In fact, unless CMS is actively engaged in the PMI and “Moonshot” initiatives, we might have a situation where new tools for improving health, such as therapeutics targeted to a particular marker, are not covered and paid for at sustainable rates. For example, CMS’ Center for Medicare and Medicaid Innovation (CMMI) is thinking up some programs to improve health care at a lower cost.  One would hope that under such a mandate personalized medicines would be advantaged, not disadvantaged, since we know with greater certainty that these therapies will work for their target populations.
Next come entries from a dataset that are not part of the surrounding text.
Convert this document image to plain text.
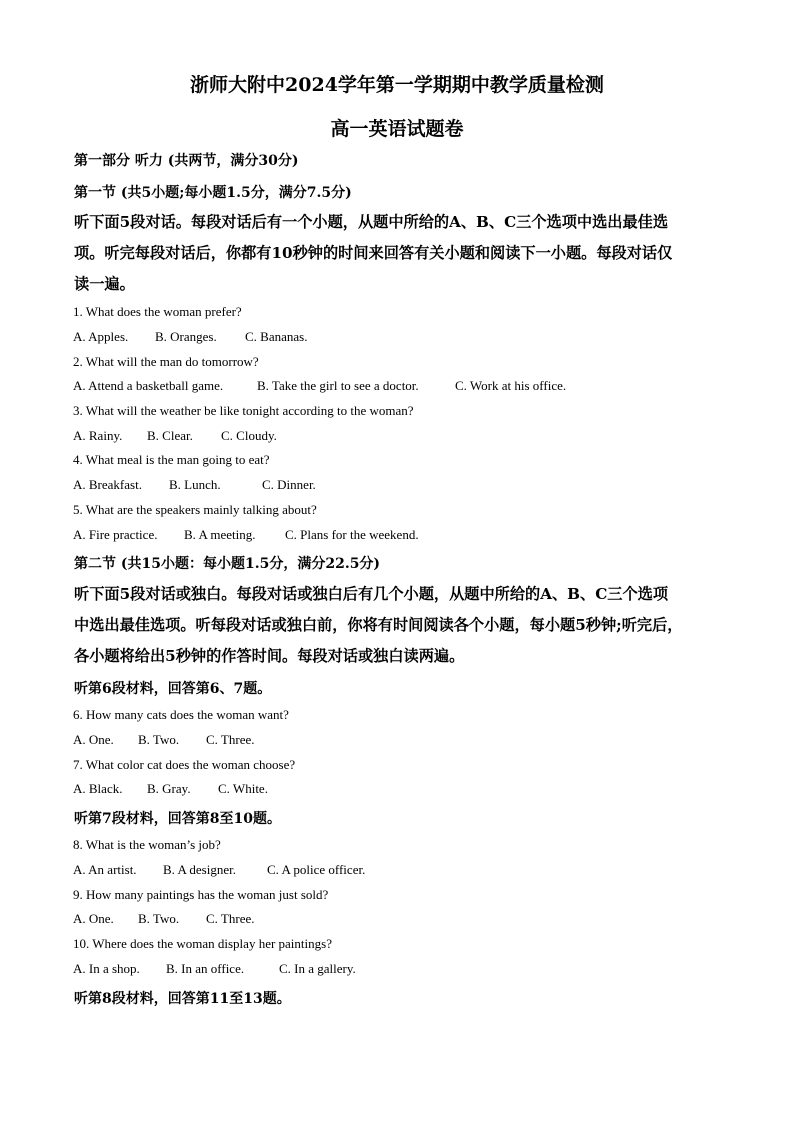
浙师大附中2024学年第一学期期中教学质量检测
高一英语试题卷
第一部分 听力 (共两节，满分30分)
第一节 (共5小题;每小题1.5分，满分7.5分)
听下面5段对话。每段对话后有一个小题，从题中所给的A、B、C三个选项中选出最佳选
项。听完每段对话后，你都有10秒钟的时间来回答有关小题和阅读下一小题。每段对话仅
读一遍。
1. What does the woman prefer?
A. Apples. B. Oranges. C. Bananas.
2. What will the man do tomorrow?
A. Attend a basketball game.	B. Take the girl to see a doctor.	C. Work at his office.
3. What will the weather be like tonight according to the woman?
A. Rainy. B. Clear. C. Cloudy.
4. What meal is the man going to eat?
A. Breakfast. B. Lunch.	C. Dinner.
5. What are the speakers mainly talking about?
A. Fire practice. B. A meeting. C. Plans for the weekend.
第二节 (共15小题：每小题1.5分，满分22.5分)
听下面5段对话或独白。每段对话或独白后有几个小题，从题中所给的A、B、C三个选项
中选出最佳选项。听每段对话或独白前，你将有时间阅读各个小题，每小题5秒钟;听完后，
各小题将给出5秒钟的作答时间。每段对话或独白读两遍。
听第6段材料，回答第6、7题。
6. How many cats does the woman want?
A. One. B. Two. C. Three.
7. What color cat does the woman choose?
A. Black. B. Gray. C. White.
听第7段材料，回答第8至10题。
8. What is the woman’s job?
A. An artist. B. A designer. C. A police officer.
9. How many paintings has the woman just sold?
A. One. B. Two. C. Three.
10. Where does the woman display her paintings?
A. In a shop. B. In an office.	C. In a gallery.
听第8段材料，回答第11至13题。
Yet, CMMI is proposing a plan to cut payments for drugs provided in a physician’s office or a hospital, and many targeted treatments for a subset of breast cancer patients whose tumors are HER2-positive might be disadvantaged by the plan. We encourage CMS to value personalized medicines and their related diagnostics and to recognize this improvement in patient care with appropriate coverage and payment policies.

Furthermore, we encourage the administration to see its commitment to personalized medicine holistically. PMC has long argued that personalized medicine does not fit into the existing system of how health care is regulated, delivered and paid for. Each aspect of the health care system, from discovery to regulation, delivery and payment policy, must be aligned with the field’s principles. Most notably, CMS must be engaged in the dialogue.

Only then can the hope for change be realized fully.